プラチナや銀の価値やゴールドの価値など

積立が投資にもっとも効果を発揮するのは、

(1)短期的には上下に値動きするが、長期的には上昇が期待できる投資対象に、
(2)購入を少額の投資資金に分散して、
(3)長期的に投資する場合です。

毎月一定額を積み立てる「定額積立」の場合、購入するタイミングが分散されるので、「たまたま価格が高いときに買ってしまうリスク」を避けることができます。また、結果的に価格が高いときには少しの量を、価格が安いときには多くの量を買い付けるため、毎月一定のグラム数を購入(定量積立)するのにくらべて、効率的に金を貯めていくことができます。

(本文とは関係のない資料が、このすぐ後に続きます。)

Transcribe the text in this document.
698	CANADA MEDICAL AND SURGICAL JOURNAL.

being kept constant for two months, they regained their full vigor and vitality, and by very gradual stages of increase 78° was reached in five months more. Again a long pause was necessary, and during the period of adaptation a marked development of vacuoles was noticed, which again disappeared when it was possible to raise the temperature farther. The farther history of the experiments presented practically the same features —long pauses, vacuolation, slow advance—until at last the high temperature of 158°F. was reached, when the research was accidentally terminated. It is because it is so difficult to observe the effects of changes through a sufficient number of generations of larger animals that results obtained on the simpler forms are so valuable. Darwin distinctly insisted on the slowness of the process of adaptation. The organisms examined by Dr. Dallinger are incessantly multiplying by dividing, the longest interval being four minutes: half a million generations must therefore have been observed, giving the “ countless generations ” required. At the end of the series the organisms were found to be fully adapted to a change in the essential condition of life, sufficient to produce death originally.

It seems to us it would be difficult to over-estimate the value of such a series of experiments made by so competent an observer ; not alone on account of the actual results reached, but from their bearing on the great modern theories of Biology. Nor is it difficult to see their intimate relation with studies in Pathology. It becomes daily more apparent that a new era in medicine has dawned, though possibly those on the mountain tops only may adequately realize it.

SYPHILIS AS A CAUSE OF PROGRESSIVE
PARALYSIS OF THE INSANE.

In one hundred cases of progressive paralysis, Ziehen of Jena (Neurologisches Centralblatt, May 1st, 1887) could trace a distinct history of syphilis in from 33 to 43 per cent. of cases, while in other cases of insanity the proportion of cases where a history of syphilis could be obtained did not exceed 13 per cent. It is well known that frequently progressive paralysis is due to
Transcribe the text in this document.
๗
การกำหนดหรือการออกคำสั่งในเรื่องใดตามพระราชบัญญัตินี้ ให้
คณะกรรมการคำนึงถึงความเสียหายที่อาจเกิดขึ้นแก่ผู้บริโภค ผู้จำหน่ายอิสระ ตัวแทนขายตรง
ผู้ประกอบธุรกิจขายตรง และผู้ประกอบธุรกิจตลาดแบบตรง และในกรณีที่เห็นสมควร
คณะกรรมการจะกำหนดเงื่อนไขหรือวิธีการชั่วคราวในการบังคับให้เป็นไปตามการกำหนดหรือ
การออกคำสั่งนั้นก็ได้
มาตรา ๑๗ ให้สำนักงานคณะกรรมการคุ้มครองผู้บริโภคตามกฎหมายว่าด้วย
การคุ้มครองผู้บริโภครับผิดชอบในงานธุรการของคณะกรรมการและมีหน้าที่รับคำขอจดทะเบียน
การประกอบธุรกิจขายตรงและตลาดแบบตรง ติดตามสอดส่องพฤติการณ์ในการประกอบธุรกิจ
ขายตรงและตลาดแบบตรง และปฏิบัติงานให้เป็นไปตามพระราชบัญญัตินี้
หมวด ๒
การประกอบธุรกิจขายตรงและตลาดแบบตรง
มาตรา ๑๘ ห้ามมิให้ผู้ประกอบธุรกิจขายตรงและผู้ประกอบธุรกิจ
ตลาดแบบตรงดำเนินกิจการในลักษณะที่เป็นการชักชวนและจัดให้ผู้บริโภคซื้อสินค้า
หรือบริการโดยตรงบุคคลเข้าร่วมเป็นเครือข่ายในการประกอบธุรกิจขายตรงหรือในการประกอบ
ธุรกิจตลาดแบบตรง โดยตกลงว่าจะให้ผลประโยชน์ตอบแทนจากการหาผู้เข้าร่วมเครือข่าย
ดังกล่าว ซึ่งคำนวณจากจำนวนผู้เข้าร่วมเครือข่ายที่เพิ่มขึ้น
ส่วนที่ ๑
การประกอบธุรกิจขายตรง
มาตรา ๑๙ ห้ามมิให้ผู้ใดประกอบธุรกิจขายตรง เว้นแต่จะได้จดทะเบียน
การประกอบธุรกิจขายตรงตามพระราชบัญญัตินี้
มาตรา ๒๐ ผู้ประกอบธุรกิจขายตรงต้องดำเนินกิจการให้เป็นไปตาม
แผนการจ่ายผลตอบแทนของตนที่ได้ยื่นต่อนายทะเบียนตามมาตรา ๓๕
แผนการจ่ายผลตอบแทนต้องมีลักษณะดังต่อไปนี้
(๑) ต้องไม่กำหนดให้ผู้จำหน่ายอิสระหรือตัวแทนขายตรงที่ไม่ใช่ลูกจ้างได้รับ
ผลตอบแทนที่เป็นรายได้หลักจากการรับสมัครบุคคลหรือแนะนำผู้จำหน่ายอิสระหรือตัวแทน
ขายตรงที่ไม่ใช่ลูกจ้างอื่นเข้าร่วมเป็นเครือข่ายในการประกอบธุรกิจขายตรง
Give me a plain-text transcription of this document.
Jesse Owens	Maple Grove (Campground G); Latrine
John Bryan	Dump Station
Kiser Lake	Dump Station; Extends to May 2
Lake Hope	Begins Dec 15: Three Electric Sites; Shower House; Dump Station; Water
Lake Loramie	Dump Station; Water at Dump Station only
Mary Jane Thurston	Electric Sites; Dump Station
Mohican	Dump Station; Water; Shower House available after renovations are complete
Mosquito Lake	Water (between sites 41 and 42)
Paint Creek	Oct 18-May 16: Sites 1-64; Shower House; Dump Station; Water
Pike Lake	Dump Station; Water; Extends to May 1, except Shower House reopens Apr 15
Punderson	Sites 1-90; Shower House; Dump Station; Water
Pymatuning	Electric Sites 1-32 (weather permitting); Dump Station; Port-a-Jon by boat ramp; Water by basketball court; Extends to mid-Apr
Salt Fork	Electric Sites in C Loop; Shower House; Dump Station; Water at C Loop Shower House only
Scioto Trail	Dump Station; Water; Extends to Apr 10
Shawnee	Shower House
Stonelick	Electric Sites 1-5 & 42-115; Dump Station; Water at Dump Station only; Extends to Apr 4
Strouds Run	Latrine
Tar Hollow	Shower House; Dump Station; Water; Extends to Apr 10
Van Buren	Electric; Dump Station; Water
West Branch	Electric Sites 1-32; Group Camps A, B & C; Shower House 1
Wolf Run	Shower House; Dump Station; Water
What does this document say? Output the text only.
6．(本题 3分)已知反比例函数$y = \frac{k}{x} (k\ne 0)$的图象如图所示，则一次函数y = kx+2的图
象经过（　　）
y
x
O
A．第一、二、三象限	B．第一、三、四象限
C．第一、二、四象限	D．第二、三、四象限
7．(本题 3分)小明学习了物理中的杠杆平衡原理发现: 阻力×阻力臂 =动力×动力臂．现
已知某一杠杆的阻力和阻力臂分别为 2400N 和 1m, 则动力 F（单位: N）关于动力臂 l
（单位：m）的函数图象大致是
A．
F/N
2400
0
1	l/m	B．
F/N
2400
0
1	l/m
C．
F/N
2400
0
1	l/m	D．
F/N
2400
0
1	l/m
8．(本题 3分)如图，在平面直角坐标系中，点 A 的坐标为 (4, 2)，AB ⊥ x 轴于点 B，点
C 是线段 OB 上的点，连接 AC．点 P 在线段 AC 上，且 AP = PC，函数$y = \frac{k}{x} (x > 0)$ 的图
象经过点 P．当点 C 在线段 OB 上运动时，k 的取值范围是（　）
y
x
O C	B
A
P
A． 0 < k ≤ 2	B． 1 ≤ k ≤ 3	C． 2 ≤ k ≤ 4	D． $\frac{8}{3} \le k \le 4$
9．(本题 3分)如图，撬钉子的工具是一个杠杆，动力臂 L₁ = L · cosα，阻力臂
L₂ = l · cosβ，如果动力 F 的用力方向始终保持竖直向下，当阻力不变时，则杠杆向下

ちなみに、投資信託の積立は毎月1回、決められた日に1カ月分をまとめて投資するのが一般的ですが、金やプラチナ等はマーケットが世界規模で大きいため、毎営業日に細かく分割して積み立てることが可能です。より平均的な価格で買い付けることができ、さらに購入タイミングを分散させることができます。

プラチナや銀も、金と同様に「貴金属」の仲間です。宝飾品としての需要のほか、産業的な需要や、投資・保有目的での需要があるのも、金と同様です。

ただし、金属としての用途や需要は大きく異なるようです。たとえば金は、宝飾品向けの需要が全体の47%を占めているのに対して、プラチナは28%、銀は16%(コイン・メダル等を含めても25%)しかありません。

プラチナ・銀は宝飾品向けよりも産業用としての需要が大きく、とくにプラチナは自動車触媒としての需要が全体の45%を占めています。自動車触媒とは、自動車の排気ガスの有害成分を浄化する装置で、プラチナはパラジウムやロジウムといった金属と共に使われ、排気ガスから一酸化炭素や窒素酸化物等の有害物質を除去するのに使われています。

またプラチナの有史以来の生産量は金の30分の1以下しかなく、希少性は金を上回ります。生産国は南アフリカとロシアで全体の90%を占め、他の貴金属に比べて偏りが大きいのが特徴です。このように、プラチナは金とくらべて需要と供給の偏りが大きく、主要な生産国や消費国の政治・経済の動向によって価格が大きく変動する傾向が強いといえます。

銀については「銀塩写真」という言葉が示すように、写真フィルムの感光材料に使われており、以前はその需要が大きな割合を占めていました。しかし、デジタルカメラ全盛の時代になり、写真フィルムの需要は減少の一途をたどっています。一方で銀は金属のなかで最も電気を通しやすい性質があり、エレクトロニクスを中心とした産業用の需要が拡大しており、大きな需要構造の変化が起きています。また、一般的に金に比べて値動きが激しい特徴があります。